Best Practices for Maximizing 340B Pricing: In addition to our model legislation creating a task force to identify how best to expand 340B in your state, other best practices include:
- TX: SB 347, enacted in 2001, created a program to utilize 340B pricing for the prison population, resulting in annual savings of $10 million.
- VT: Public Act 71 of 2005, an appropriations bill, created more opportunities for 340B pricing by expanding the number of Federally Qualified Health Centers in the state and creating a purchasing co-op for the joint purchasing of medications through 340B. This initiative was the result of a task force report authorized by the legislature on how best to expand 340B pricing in the state.
- MA: H 2243 would require eligible health care centers to participate in 340B pricing.
Possible Federal Action Creates Potential for States to Go Further: Federal reform may set the stage for states to greatly expand their Rx reform initiatives, most notably those included in PSN’s 2010 Rx Agenda.
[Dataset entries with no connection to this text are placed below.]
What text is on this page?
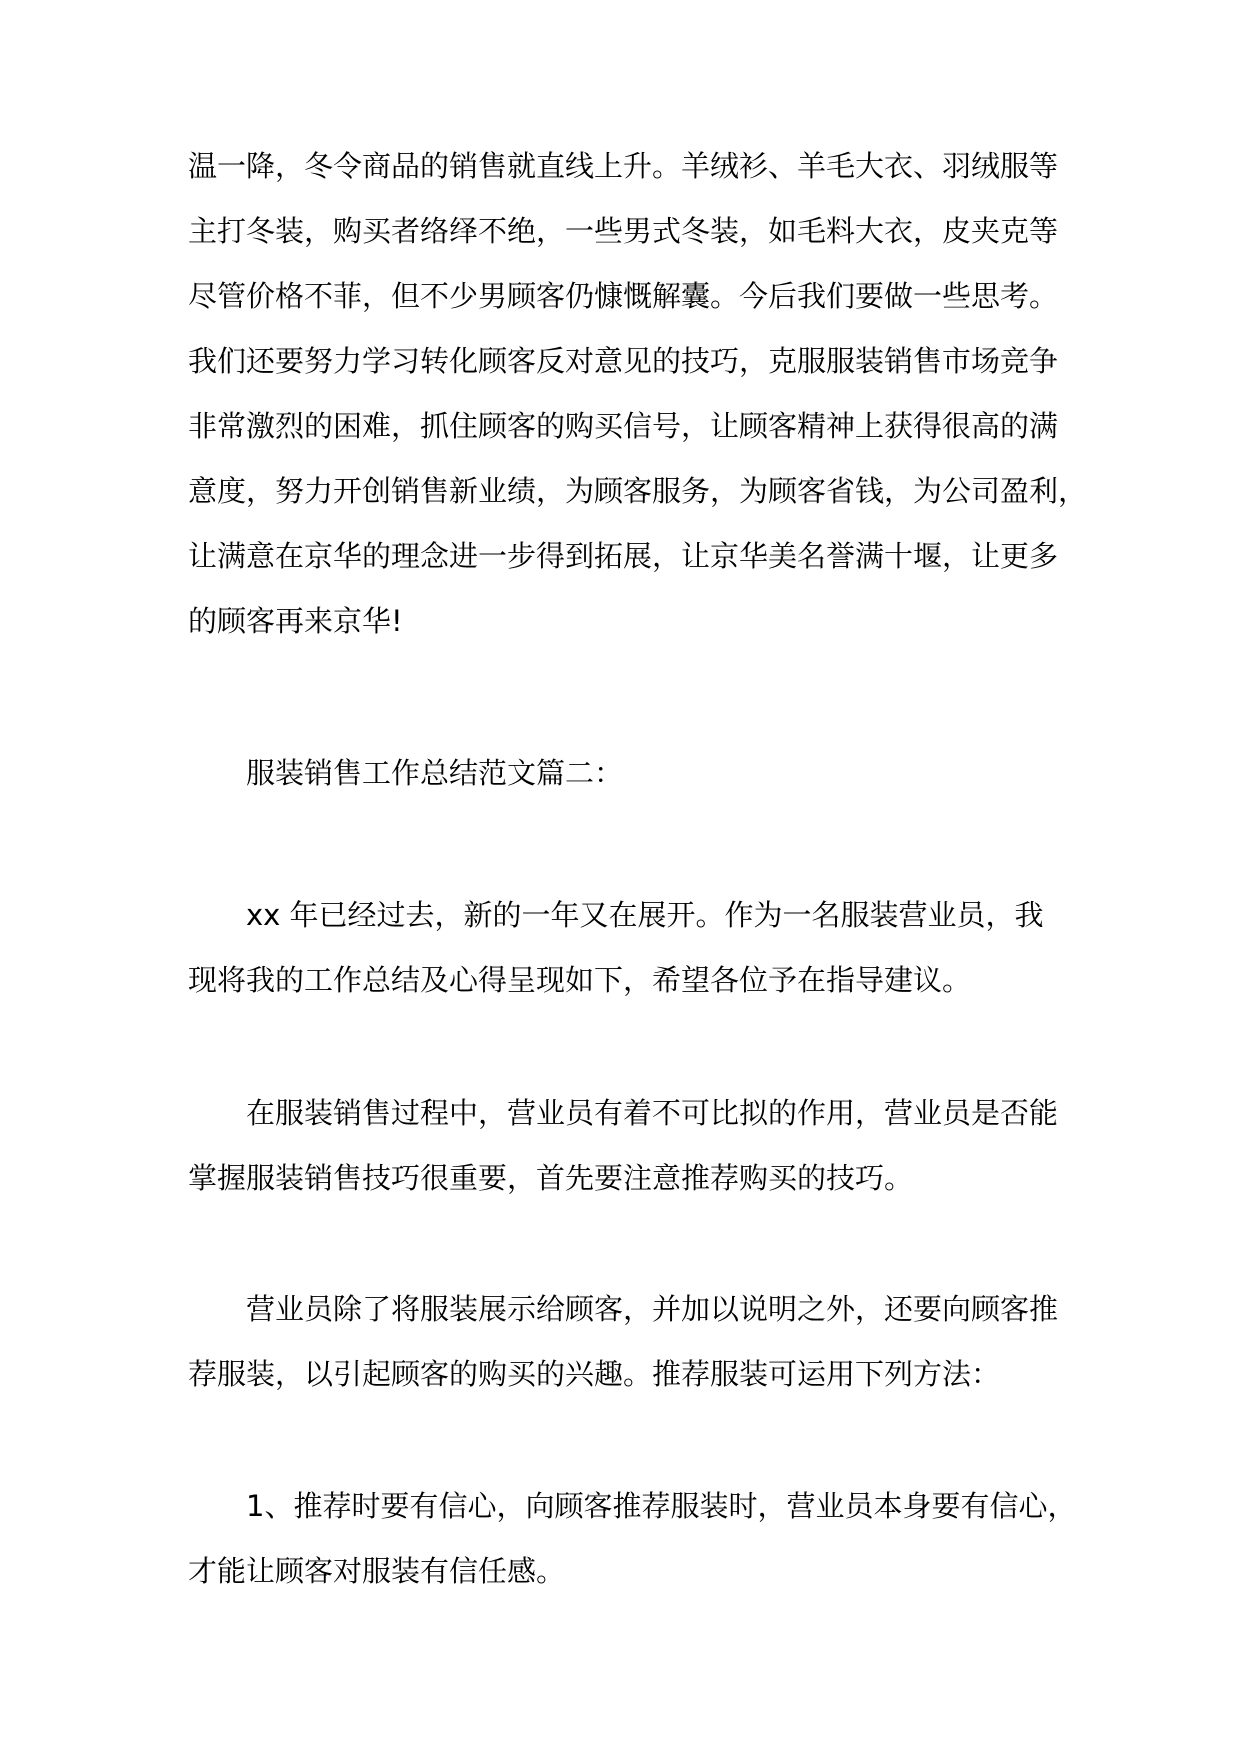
温一降，冬令商品的销售就直线上升。羊绒衫、羊毛大衣、羽绒服等
主打冬装，购买者络绎不绝，一些男式冬装，如毛料大衣，皮夹克等
尽管价格不菲，但不少男顾客仍慷慨解囊。今后我们要做一些思考。
我们还要努力学习转化顾客反对意见的技巧，克服服装销售市场竞争
非常激烈的困难，抓住顾客的购买信号，让顾客精神上获得很高的满
意度，努力开创销售新业绩，为顾客服务，为顾客省钱，为公司盈利，
让满意在京华的理念进一步得到拓展，让京华美名誉满十堰，让更多
的顾客再来京华!
服装销售工作总结范文篇二：
xx 年已经过去，新的一年又在展开。作为一名服装营业员，我
现将我的工作总结及心得呈现如下，希望各位予在指导建议。
在服装销售过程中，营业员有着不可比拟的作用，营业员是否能
掌握服装销售技巧很重要，首先要注意推荐购买的技巧。
营业员除了将服装展示给顾客，并加以说明之外，还要向顾客推
荐服装，以引起顾客的购买的兴趣。推荐服装可运用下列方法：
1、推荐时要有信心，向顾客推荐服装时，营业员本身要有信心，
才能让顾客对服装有信任感。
While the House reform bill authorizes Medicare to negotiate with the drug industry for reduced prices, a key and necessary reform, the Senate bill simply calls for a study of Medicare Part D drug prices. Both bills greatly expand the 340B price discount program by, in part, including inpatient settings and expanding eligibility for the discounts to include children's hospitals, certain cancer and rural hospitals, like critical access hospitals.